‘The Stranger’ Trailer: François Ozon Does Albert Camus in Summery, Black-and-White Style
Exclusive: "Summer of 85" breakout Benjamin Voisin plays Meursault, the walking existential black hole whose crime is not only murder but indifference once he kills an Algerian man.
by Ryan Lattanzio · IndieWireNothing like a little languor and ennui — and in crisp black-and-white — on the Algerian coast to usher out winter and into spring.
Master French filmmaker François Ozon, who rivals Rainer Werner Fassbinder in terms of being prolific, has applied his sensual cinematic touch to remakes and adaptations before — whether building the erotic thriller “Swimming Pool” out of “La Piscine,” or “Peter von Kant” out of Fassbinder’s masterpiece of lesbian hauteur, “Bitter Tears of Petra von Kant.”
Most recently, Ozon adapted Albert Camus’ famed existentialist novel “The Stranger” from 1942, following the fatalistic French settler Meursault, who murders an Algerian man and feels nothing afterward.
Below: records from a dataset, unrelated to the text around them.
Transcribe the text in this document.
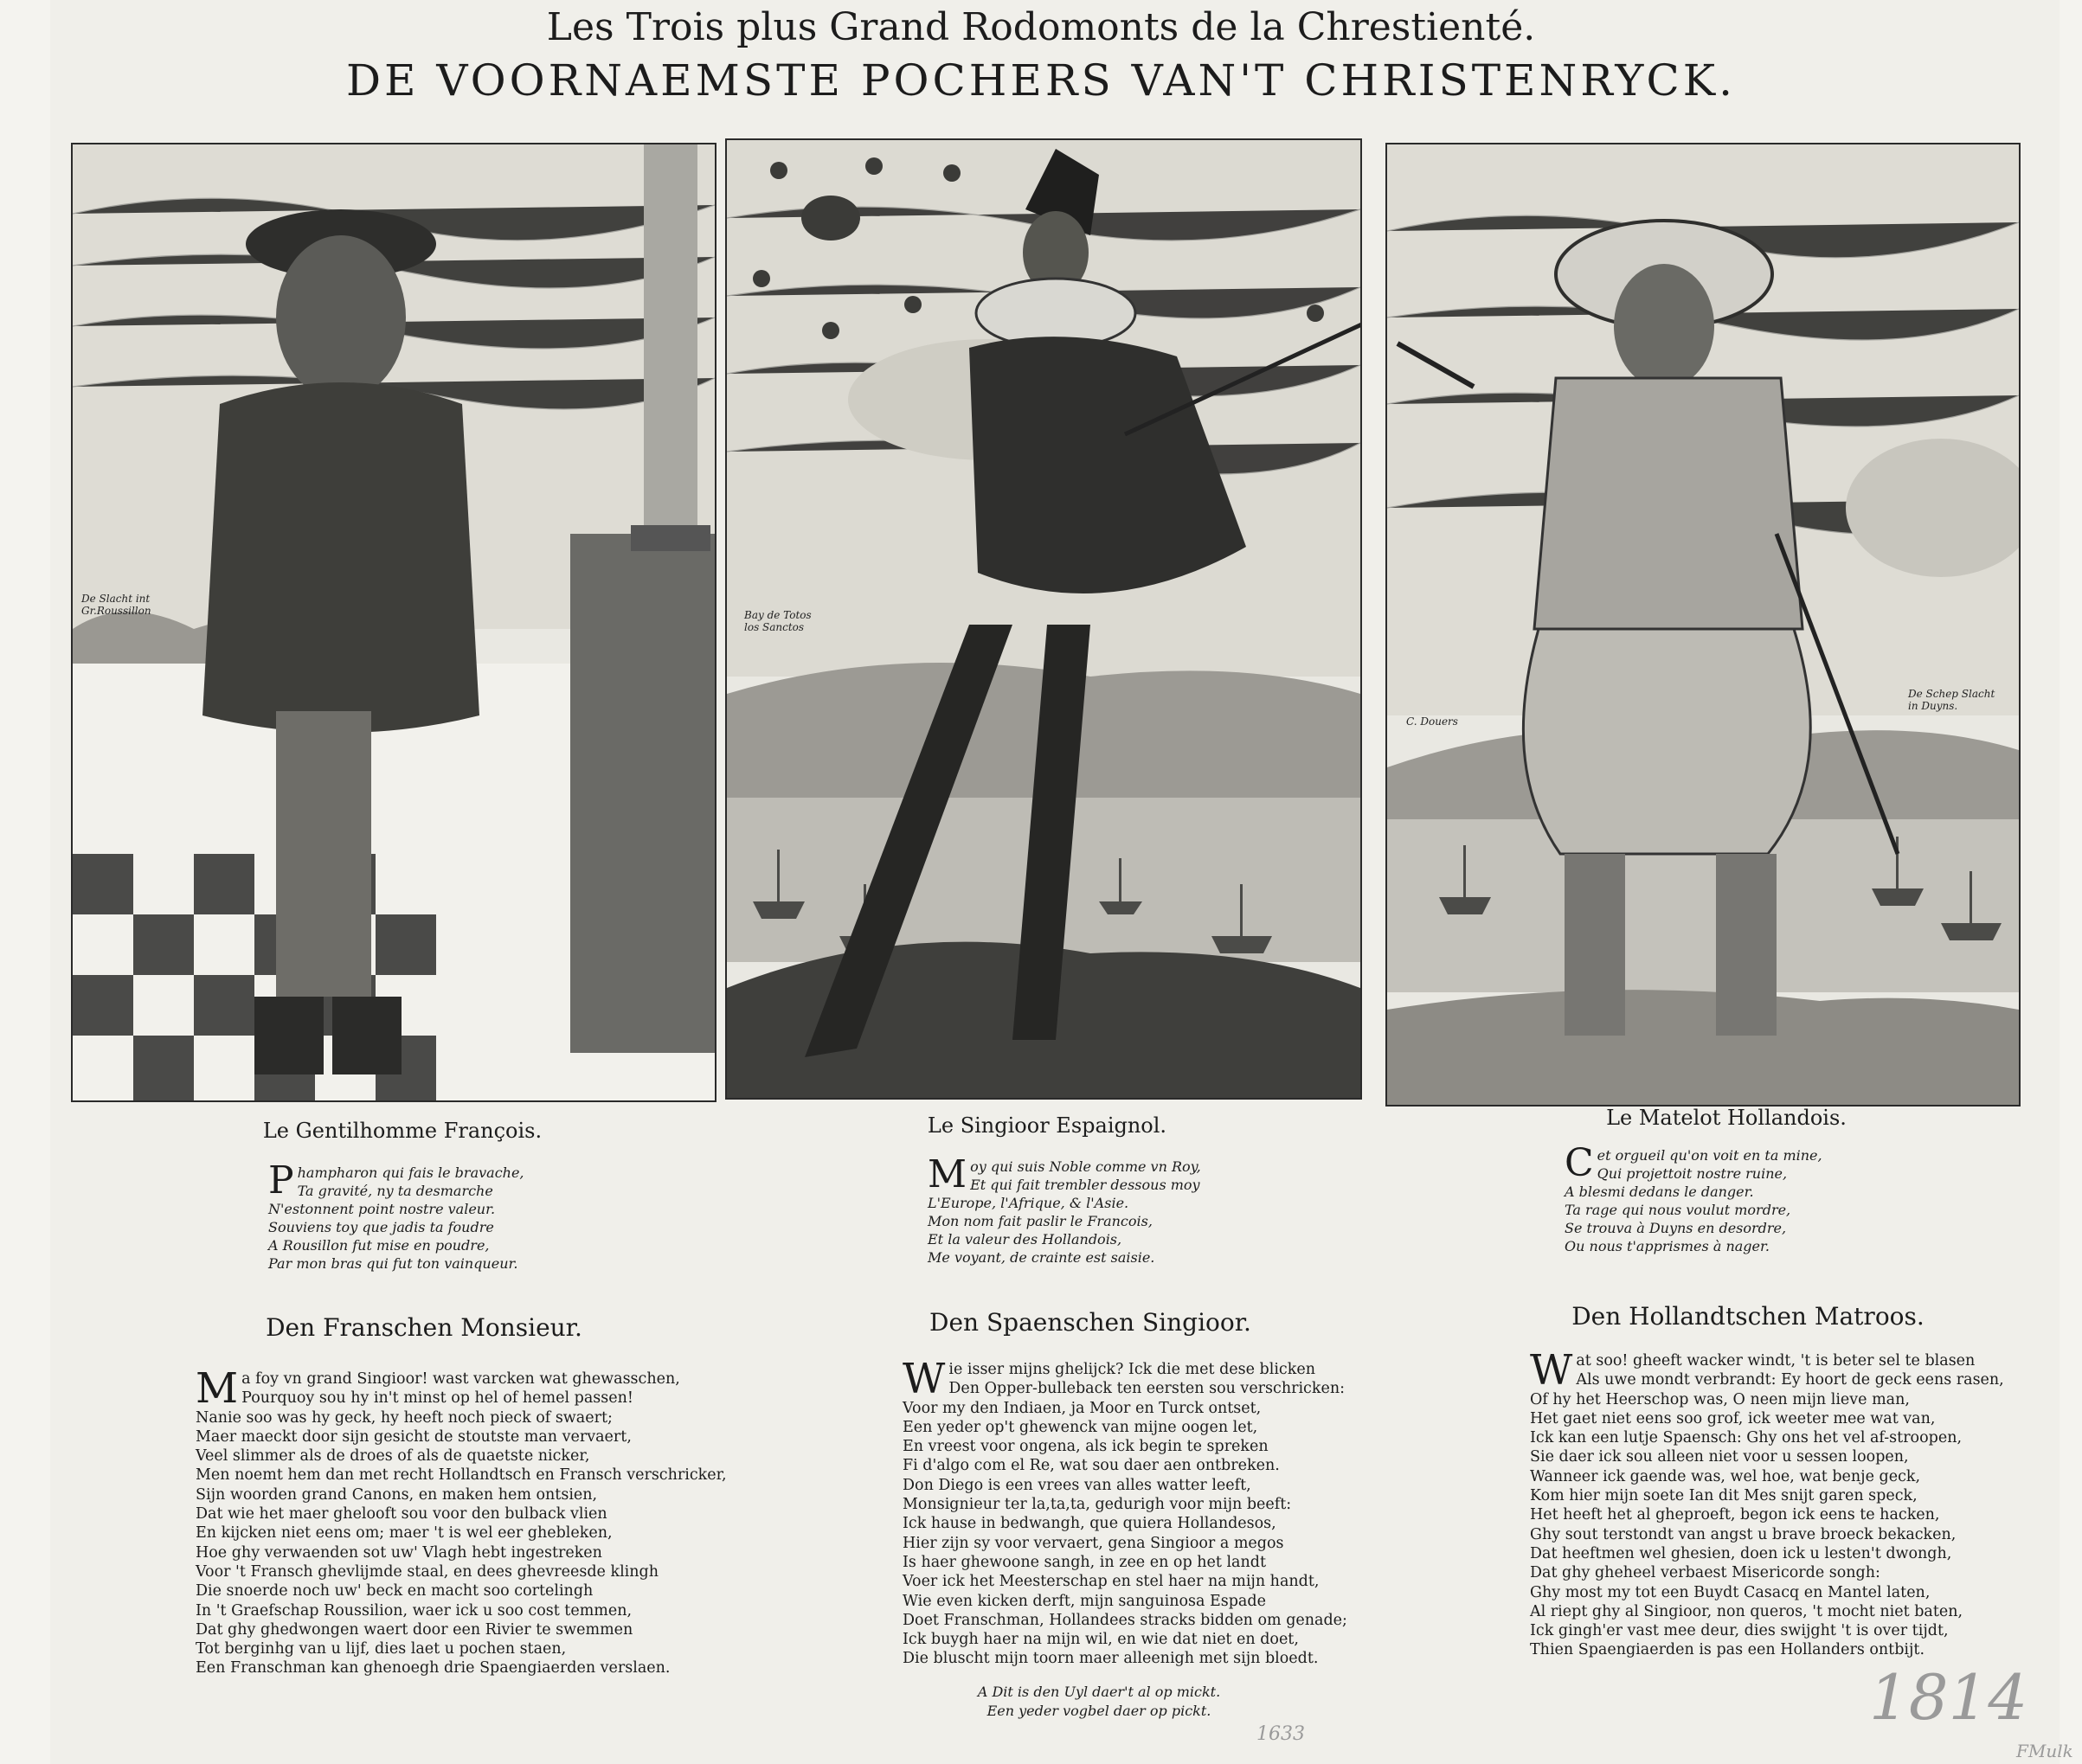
Les Trois plus Grand Rodomonts de la Chrestienté.
DE VOORNAEMSTE POCHERS VAN'T CHRISTENRYCK.
De Slacht int
Gr.Roussillon
Le Gentilhomme François.
Phampharon qui fais le bravache,
Ta gravité, ny ta desmarche
N'estonnent point nostre valeur.
Souviens toy que jadis ta foudre
A Rousillon fut mise en poudre,
Par mon bras qui fut ton vainqueur.
Bay de Totos
los Sanctos
Le Singioor Espaignol.
Moy qui suis Noble comme vn Roy,
Et qui fait trembler dessous moy
L'Europe, l'Afrique, & l'Asie.
Mon nom fait paslir le Francois,
Et la valeur des Hollandois,
Me voyant, de crainte est saisie.
C. Douers
De Schep Slacht
in Duyns.
Le Matelot Hollandois.
Cet orgueil qu'on voit en ta mine,
Qui projettoit nostre ruine,
A blesmi dedans le danger.
Ta rage qui nous voulut mordre,
Se trouva à Duyns en desordre,
Ou nous t'apprismes à nager.
Den Franschen Monsieur.
Ma foy vn grand Singioor! wast varcken wat ghewasschen,
Pourquoy sou hy in't minst op hel of hemel passen!
Nanie soo was hy geck, hy heeft noch pieck of swaert;
Maer maeckt door sijn gesicht de stoutste man vervaert,
Veel slimmer als de droes of als de quaetste nicker,
Men noemt hem dan met recht Hollandtsch en Fransch verschricker,
Sijn woorden grand Canons, en maken hem ontsien,
Dat wie het maer ghelooft sou voor den bulback vlien
En kijcken niet eens om; maer 't is wel eer ghebleken,
Hoe ghy verwaenden sot uw' Vlagh hebt ingestreken
Voor 't Fransch ghevlijmde staal, en dees ghevreesde klingh
Die snoerde noch uw' beck en macht soo cortelingh
In 't Graefschap Roussilion, waer ick u soo cost temmen,
Dat ghy ghedwongen waert door een Rivier te swemmen
Tot berginhg van u lijf, dies laet u pochen staen,
Een Franschman kan ghenoegh drie Spaengiaerden verslaen.
Den Spaenschen Singioor.
Wie isser mijns ghelijck? Ick die met dese blicken
Den Opper-bulleback ten eersten sou verschricken:
Voor my den Indiaen, ja Moor en Turck ontset,
Een yeder op't ghewenck van mijne oogen let,
En vreest voor ongena, als ick begin te spreken
Fi d'algo com el Re, wat sou daer aen ontbreken.
Don Diego is een vrees van alles watter leeft,
Monsignieur ter la,ta,ta, gedurigh voor mijn beeft:
Ick hause in bedwangh, que quiera Hollandesos,
Hier zijn sy voor vervaert, gena Singioor a megos
Is haer ghewoone sangh, in zee en op het landt
Voer ick het Meesterschap en stel haer na mijn handt,
Wie even kicken derft, mijn sanguinosa Espade
Doet Franschman, Hollandees stracks bidden om genade;
Ick buygh haer na mijn wil, en wie dat niet en doet,
Die bluscht mijn toorn maer alleenigh met sijn bloedt.
A Dit is den Uyl daer't al op mickt.
Een yeder vogbel daer op pickt.
Den Hollandtschen Matroos.
Wat soo! gheeft wacker windt, 't is beter sel te blasen
Als uwe mondt verbrandt: Ey hoort de geck eens rasen,
Of hy het Heerschop was, O neen mijn lieve man,
Het gaet niet eens soo grof, ick weeter mee wat van,
Ick kan een lutje Spaensch: Ghy ons het vel af-stroopen,
Sie daer ick sou alleen niet voor u sessen loopen,
Wanneer ick gaende was, wel hoe, wat benje geck,
Kom hier mijn soete Ian dit Mes snijt garen speck,
Het heeft het al gheproeft, begon ick eens te hacken,
Ghy sout terstondt van angst u brave broeck bekacken,
Dat heeftmen wel ghesien, doen ick u lesten't dwongh,
Dat ghy gheheel verbaest Misericorde songh:
Ghy most my tot een Buydt Casacq en Mantel laten,
Al riept ghy al Singioor, non queros, 't mocht niet baten,
Ick gingh'er vast mee deur, dies swijght 't is over tijdt,
Thien Spaengiaerden is pas een Hollanders ontbijt.
1633
1814
FMulk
Ozon reunites with rising “Summer of 85” breakout Benjamin Voisin, who earned a Best Actor nomination at the César Awards for this role.
“The Stranger,” which cranks up the heat and scintillating summer sensuality previously not awakened in Camus’ text, premiered in competition at the 2025 Venice Film Festival. It’s now opening on April 3 from Music Box Films, and IndieWire shares the exclusive trailer below.
More on “The Stranger” courtesy of Music Box Films: “Meursault (Benjamin Voisin) works as a clerk at an office in Algiers during the French colonial occupation. A modest man who keeps to himself, Meursault finds his routine upended by the sudden death of his mother. At her funeral, he faces scrutiny from all corners for his failure to perform his grief. Meursault’s reputation for otherworldly detachment carries over to all aspects of his life, from his tentative romance with Marie (Rebecca Marder) to his indifference to professional advancement. As Meursault gets swept up in a cycle of escalating reprisals among his neighbors, tensions come to a head when he murders an Arab man on the beach. A Frenchman may offer many defenses for shooting an Arab in Algeria, but Meursault’s refusal of excuse or remorse shakes colonial society to its core. Photographed in sterling, sensuous black-and-white, François Ozon’s new take on Albert Camus’s classic novel of existentialist ennui is a landmark of adaptation, simultaneously faithful to the text and dedicated to discovering fresh perspectives in the margins.”
“The Stranger” is about to open Rendez-Vous with French Cinema at Film at Lincoln Center in New York on March 5. According to The Guardian, Camus’ daughter Catherine gave her stamp of approval to the film overall; Camus died in a car crash in 1960. The film’s trailer is below.
Music Box Films releases “The Stranger” in select theaters Friday, April 3.